← Back to Research

Large-Scale Optimization

Main Challenges

  • Hyperparameter Transfer: Modern large language models need optimizers that scale efficiently to billions of parameters. At the same time, extensive hyperparameter tuning becomes impractical at such scales due to limited resources. This makes it essential to develop theoretically grounded methods for transferring hyperparameters from smaller models to larger ones.
  • Adaptive Methods: Optimizers like Adam are widely used in practice, yet their theoretical properties remain only partially understood. Developing a predictive convergence theory for adaptive optimizers is therefore both important and challenging.
  • Hyperparameter Robustness: Because hyperparameter tuning is costly at large scale, modern algorithms must be robust to their choice. Small perturbations in hyperparameters should not lead to significant performance changes. Therefore, designing optimization methods that are insensitive to hyperparameter selection is crucial for large-scale settings.

My Contributions

BST Scaling Rule

We study stochastic conditional gradient methods under a fixed token budget [21] and show that an optimal batch size exists. Our analysis yields predictive convergence rates, enabling joint token-aware scaling laws for batch size, sequence length, Frank-Wolfe stepsize, and momentum as the model size or token horizon grows.

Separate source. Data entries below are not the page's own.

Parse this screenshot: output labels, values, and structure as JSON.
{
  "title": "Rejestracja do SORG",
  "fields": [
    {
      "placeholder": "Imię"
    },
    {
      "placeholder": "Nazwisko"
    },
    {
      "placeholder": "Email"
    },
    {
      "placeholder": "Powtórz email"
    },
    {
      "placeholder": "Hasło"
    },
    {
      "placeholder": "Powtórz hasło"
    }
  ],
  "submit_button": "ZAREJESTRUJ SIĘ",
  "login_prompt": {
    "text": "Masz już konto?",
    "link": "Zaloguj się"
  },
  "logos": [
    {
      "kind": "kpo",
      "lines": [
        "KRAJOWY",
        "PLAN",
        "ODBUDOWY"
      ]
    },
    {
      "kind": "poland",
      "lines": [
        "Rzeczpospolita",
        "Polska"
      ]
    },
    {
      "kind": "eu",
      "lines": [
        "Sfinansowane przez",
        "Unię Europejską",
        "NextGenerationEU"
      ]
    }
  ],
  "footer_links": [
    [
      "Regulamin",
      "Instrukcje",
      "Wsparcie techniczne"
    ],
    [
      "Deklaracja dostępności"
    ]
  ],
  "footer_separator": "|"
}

Robustness to Learning Rate Choice

We study the coupling of the NGN stepsize with Polyak momentum [17] and show that incorporating this combination into base optimizers such as SGD and Adam improves robustness to learning-rate choice. In some cases, increasing the learning rate by up to an order of magnitude beyond its optimal value leads to little or no performance degradation, while preserving peak performance.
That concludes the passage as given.